Campbell v. Acuff-Rose Music, Inc. (1994)
The fair use doctrine definition was expanded when the Supreme Court ruled the 2 Live Crew parody of “Pretty Woman” was fair use, the Court stipulating that the market for the parodied work and the original were very different.
- Supreme Court opinion in Campbell v. Acuff-Rose Music, Inc.
Religious Technology Center v. Netcom (1995)
Internet Service Provider (ISP) Netcom was found legally responsible for contributory infringement for failing to remove copyrighted material posted by a subscriber. Liability by ISPs was later limited under Digital Millennium Copyright Act (1998).
Princeton University Press, McMillan, Inc. and St. Martin’s Press v. Michigan Document Services, Inc. and James Smith (1996)
A for-profit copy shop located off-campus sold coursepacks comprised of copied materials that were sold to students. The Sixth Circuit Court ruled the copying and sale of copyrighted educational material was not fair use. Smith’s petition for certiorari to the Supreme Court was denied.
- Michigan Document Case & Coursepacks from Copyright & Fair Use Stanford University Libraries.
Copyright Term Extension Act (1998)
Sonny Bono act extending copyright protection to author from life plus fifty years to life plus seventy years.
- Full text of Act.
Digital Millennium Copyright Act of 1998 (DMCA)
Enacted criminal provisions for piracy of copyrighted software and digital material, limited copyright infringement liability for Internet Service Providers (ISPs) in cases of subscribers posting copyrighted material and to educational institutions.
- Text of DCMA.
Bender v. West Publishing Co. (1999)
Copyright was denied to company that basically regurgitated data in an unimaginative manner.
Uniform Computer Information Transaction Act (UCITA) 1999
The National Conference of Commissioners on Uniform State Laws passed UCITA, which proposed unified statutory approach to software licensing.
- UCITA Online provides current information about law proposal.
2000 UCITA Signed Into Virginia State Law
Virginia Governor Jim Gilmore signs UCITA into state law. It was passed in Maryland the following month.
New York Times v. Tasini (2001)
The Supreme Court ruled that permission must be sought by a publication to reproduce freelance articles in commercial electronic databases.
- Opinion of the Court in New York Times v. Tasini (2001).
2001 Intellectual Property Protection Restoration Act Introduced by Leahy
The Bill introduced by Leahy challenged the State’s right to protect its own copyright interests and simultaneously infringe on others.
- University of Pennsylvania Law Review article about the necessity of the Intellectual Property Protection Act of 2003.
Technology Education and Copyright Harmonization Act of 2002 (TEACH Act)
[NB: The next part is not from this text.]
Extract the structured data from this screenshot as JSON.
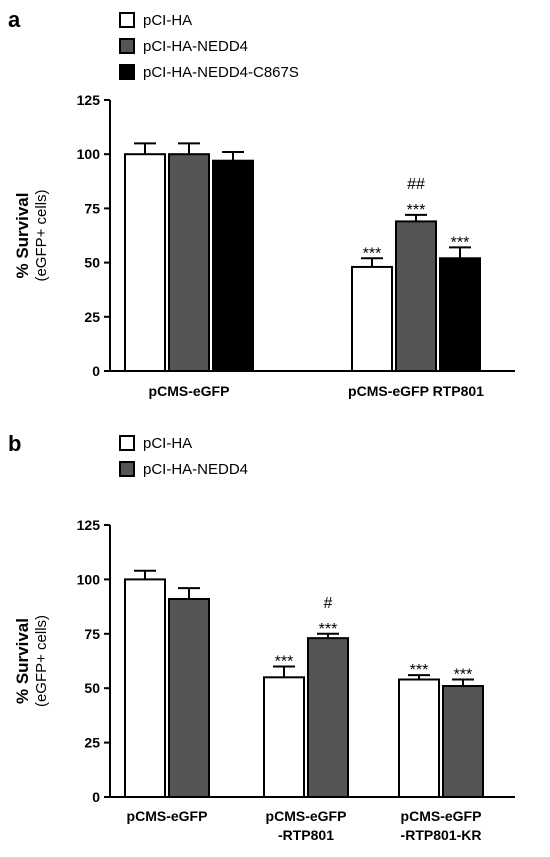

Produced policies to improve the distance education classroom, including guidelines about copyrighted educational materials, general instructional guidelines and analog to digital conversion.
The TEACH Act text, analysis and commentary from the Copyright & Fair Use Stanford University Libraries.
Eldred v. Ashcroft (2003)
Supreme Court determined that repeated retroactive copyright terms constitutional.
Dastar Corp. v. Twentieth Century Fox Film Corp. (2003)
Supreme Court ruling that works in the public domain could be reproduced for profit without citing the original author.
Metro-Goldwyn-Mayer Studios v. Grokster (2005)
Digital file sharing company found responsible for secondary copyright infringement.
- Supreme Court opinion syllabus and text.
Field v. Google (2006)
The Supreme Court ruled that reproduction of an author’s work in Google website cache is not copyright infringement.
Intellectual Property Enforcement Act of 2007
Bill introduced by Rep. Steve Chabot that criminalizes attempts or conspiracies to commit copyright infringement, allows impounding of items or receipts documenting sale of infringed copyrighted material increases penalties for copyright infringement. Bill has not been passed.
- Text of bill presented to Congress.
Fair Copyright in Research Works Act 2008
Proposed bill prevents the required transfer of copyright to federal agencies as a condition of federal funding, including extrinsic work.
- Text of bill presented to Congress.